IRS Headquarters, Washington, D.C. 

Tax reform
 is critical to ensuring our economy recovers from the sluggish growth it has been experiencing.   Real individual and corporate tax reform will boost the middle class and encourage more business investment at home. President Obama, members of the House and Senate, groups like the Taxpayers Protection Alliance (TPA), and individual Americans have all weighed in on how to get tax reform done. There is agreement that the code needs to be overhauled.  There is also agreement that the corporate tax rate is too high. There is now a new path forward with legislation in the House that guarantees something will be done when it comes to fixing our broken tax code.

H.R. 27, the Tax Code Termination Act, introduced by House Judiciary Chairman Rep. Bob Goodlatte (R-Va.), puts in place a blueprint to get rid of the current code, have a timetable for a new code to be approved, and then have that new code ultimately adopted.

According to, the legislation:

  • Terminates the Internal Revenue Code of 1986 after December 31, 2019, except for self-employment taxes, Federal Insurance Contributions Act (FICA) taxes, and railroad retirement taxes.
  • Requires a two-thirds majority vote in Congress to change such termination date. Declares that any new federal tax system should be a simple and fair system that: (1) applies a low rate to all Americans, (2) provides tax relief for working Americans, (3) protects the rights of taxpayers and reduces tax collection abuses, (4) eliminates the bias against savings and investment, (5) promotes economic growth and job creation, and (6) does not penalize marriage or families.
  • Requires that the new federal tax system be approved by Congress in its final form by July 4, 2019.

Tax reform has been a difficult lift for many years and it’s been nearly three decades since the last overhaul of the tax code was signed into law. Allowing the tax code to “sunset” would get rid of the broken tax system we have, but it would also ensure that Congress and the President put in place a simpler, fairer, and more streamlined code that would benefit all working Americans.

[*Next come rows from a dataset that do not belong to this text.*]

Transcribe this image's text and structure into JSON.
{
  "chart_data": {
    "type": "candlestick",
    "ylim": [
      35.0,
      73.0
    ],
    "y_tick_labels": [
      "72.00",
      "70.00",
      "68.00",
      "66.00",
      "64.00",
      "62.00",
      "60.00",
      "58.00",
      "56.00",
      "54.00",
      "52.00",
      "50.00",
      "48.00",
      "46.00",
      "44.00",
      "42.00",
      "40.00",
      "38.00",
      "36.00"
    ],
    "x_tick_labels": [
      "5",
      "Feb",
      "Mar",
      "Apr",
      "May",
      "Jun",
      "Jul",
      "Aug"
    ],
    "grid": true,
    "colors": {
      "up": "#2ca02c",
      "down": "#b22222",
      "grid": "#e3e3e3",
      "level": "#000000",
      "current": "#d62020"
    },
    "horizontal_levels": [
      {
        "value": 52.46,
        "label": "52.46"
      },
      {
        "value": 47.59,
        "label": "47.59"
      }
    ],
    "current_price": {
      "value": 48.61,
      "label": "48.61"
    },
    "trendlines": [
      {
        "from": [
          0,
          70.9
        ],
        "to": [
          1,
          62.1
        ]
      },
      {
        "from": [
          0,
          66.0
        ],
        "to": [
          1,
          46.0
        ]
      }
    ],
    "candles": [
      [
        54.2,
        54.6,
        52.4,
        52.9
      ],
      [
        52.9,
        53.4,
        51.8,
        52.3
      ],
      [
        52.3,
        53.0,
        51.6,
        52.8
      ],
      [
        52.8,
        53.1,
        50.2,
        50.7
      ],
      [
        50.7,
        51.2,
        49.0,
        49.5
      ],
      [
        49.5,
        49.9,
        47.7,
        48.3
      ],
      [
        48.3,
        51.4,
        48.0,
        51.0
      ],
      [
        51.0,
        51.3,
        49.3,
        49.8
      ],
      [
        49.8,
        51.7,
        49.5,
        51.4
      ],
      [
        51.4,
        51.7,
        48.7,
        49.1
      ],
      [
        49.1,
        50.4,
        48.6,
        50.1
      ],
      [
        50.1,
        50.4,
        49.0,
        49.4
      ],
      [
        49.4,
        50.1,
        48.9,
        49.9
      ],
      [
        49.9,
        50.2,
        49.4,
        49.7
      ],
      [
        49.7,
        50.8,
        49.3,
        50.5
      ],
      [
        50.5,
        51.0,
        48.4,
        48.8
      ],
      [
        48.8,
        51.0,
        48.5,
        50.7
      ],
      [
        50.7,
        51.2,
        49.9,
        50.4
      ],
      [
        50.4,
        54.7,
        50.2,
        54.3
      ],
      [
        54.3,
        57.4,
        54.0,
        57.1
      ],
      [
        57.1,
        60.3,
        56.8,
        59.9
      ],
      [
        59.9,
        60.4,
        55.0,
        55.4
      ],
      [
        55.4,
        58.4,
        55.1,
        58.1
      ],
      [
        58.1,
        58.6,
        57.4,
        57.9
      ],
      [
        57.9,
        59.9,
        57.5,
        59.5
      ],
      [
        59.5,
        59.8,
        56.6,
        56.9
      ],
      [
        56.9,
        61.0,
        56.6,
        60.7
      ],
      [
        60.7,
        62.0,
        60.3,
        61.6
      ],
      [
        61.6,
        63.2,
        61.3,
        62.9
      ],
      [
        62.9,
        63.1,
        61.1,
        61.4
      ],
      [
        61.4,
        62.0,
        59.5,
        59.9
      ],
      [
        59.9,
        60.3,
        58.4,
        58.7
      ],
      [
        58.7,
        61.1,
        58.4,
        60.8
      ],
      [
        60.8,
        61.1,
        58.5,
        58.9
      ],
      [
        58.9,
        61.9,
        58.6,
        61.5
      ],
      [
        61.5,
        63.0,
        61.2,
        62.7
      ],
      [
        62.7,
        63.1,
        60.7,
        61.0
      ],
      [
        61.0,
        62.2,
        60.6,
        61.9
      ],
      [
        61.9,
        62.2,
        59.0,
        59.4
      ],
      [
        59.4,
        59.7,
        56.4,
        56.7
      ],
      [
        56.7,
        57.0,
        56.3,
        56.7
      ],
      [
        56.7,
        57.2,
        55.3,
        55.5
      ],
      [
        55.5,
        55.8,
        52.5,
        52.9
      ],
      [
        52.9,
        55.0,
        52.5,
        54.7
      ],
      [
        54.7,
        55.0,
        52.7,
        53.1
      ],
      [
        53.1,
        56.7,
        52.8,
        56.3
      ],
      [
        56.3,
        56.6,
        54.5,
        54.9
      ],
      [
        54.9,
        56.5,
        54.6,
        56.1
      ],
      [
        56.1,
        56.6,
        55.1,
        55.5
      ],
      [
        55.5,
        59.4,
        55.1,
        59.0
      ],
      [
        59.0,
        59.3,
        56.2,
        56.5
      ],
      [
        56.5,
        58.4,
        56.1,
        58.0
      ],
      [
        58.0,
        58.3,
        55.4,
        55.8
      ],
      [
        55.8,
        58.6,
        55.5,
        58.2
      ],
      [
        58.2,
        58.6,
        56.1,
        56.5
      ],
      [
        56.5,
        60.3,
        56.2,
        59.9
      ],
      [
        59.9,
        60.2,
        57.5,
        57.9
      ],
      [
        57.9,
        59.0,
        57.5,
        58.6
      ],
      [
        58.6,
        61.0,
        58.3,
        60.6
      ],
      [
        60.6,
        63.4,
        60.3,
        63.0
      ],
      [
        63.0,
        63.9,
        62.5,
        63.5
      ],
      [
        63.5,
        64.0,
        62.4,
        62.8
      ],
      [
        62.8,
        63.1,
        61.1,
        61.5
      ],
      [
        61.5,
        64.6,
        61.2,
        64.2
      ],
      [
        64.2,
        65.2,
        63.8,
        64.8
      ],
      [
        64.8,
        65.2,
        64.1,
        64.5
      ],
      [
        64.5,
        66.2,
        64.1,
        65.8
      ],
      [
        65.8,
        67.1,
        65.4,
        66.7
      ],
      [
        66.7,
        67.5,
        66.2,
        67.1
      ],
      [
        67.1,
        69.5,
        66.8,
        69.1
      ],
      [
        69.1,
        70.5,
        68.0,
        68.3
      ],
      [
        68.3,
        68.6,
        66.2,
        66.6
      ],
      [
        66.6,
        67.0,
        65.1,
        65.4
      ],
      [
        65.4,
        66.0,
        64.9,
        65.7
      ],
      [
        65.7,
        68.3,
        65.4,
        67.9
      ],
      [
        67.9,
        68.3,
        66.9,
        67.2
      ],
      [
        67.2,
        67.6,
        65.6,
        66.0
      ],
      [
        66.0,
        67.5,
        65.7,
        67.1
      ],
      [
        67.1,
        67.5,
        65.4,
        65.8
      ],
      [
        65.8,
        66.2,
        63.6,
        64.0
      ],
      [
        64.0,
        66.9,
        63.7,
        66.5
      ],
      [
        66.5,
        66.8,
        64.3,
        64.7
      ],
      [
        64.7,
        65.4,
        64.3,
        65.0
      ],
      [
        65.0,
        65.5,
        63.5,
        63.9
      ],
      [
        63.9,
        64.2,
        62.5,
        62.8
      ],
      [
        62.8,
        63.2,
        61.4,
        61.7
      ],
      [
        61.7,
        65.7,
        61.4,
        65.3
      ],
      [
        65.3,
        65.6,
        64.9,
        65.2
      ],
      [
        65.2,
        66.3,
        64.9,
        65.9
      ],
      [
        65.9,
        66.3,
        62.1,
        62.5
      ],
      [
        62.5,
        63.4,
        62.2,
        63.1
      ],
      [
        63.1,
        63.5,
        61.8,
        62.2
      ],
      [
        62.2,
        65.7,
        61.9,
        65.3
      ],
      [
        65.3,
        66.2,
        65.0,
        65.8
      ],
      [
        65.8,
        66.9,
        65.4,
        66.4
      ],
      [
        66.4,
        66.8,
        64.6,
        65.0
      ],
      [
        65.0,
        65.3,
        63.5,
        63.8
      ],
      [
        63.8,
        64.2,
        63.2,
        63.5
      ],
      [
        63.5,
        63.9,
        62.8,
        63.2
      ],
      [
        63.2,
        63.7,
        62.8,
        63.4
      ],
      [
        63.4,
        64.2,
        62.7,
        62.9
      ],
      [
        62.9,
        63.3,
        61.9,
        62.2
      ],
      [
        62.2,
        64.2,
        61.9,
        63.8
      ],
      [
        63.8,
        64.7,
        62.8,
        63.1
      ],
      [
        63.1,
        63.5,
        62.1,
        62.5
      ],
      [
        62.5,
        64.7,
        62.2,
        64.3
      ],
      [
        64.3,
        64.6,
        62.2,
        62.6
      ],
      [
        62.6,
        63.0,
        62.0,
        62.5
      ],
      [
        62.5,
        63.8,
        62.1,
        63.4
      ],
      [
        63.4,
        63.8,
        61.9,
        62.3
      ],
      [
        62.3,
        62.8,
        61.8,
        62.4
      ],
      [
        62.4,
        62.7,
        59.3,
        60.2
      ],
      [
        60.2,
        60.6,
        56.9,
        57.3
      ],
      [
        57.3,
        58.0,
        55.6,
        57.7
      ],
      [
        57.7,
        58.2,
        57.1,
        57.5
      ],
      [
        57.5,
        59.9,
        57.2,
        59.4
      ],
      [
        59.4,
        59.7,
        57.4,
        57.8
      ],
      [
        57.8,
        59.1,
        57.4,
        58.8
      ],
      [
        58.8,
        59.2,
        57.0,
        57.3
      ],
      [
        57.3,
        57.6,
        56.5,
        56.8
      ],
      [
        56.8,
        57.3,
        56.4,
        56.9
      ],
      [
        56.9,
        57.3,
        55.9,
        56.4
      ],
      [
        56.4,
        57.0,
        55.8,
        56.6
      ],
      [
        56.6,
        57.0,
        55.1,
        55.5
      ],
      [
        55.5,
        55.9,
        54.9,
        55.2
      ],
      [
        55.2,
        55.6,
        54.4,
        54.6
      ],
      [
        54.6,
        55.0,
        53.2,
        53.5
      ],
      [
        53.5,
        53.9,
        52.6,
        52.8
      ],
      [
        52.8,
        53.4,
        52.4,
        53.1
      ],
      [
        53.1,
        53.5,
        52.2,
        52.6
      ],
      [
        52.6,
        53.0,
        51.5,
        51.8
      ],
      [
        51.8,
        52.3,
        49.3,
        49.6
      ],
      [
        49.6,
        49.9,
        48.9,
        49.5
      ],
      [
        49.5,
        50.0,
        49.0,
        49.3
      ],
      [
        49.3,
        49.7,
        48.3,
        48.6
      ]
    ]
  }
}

The two-pronged approach of getting rid of the code first is critical to the process. As one of the key leaders of the movement to Sunset the Tax Code, Colin Hanna of Let Freedom Ring, noted in

If Congress approaches tax reform from the perspective of the current code, all we are likely to see are small, incremental changes that may end up making the code even worse. The only way to create a sense of urgency about tax reform is to, first, sunset the current code.

Rep. Goodlatte’s legislation now has 100 cosponsors in the House, including Democrat Rep. Collin Peterson of Minnesota. This is bipartisan legislation, and the House should consider taking this up for a floor vote. The sunset of the tax code would not happen for a few years, giving Congress plenty of time to put together a new way forward for our tax structure that would be less complicated for individuals and businesses.

Chairman Goodlatte said it best when he began his push to sunset the tax code last year:

“We must force Congress to tackle tax reform head on. The best way forward is to scrap the current tax code and start fresh.”

The way forward on tax reform would best begin by eliminating the broken and unworkable tax code we have in place now. There is too much time and money being spent by Americans on compliance year to year and that has to change. The first step is to eliminate the problem, and H.R. 27 does that and more by making sure there is time allowed in order to put forward a new and more manageable tax structure for current and future generations.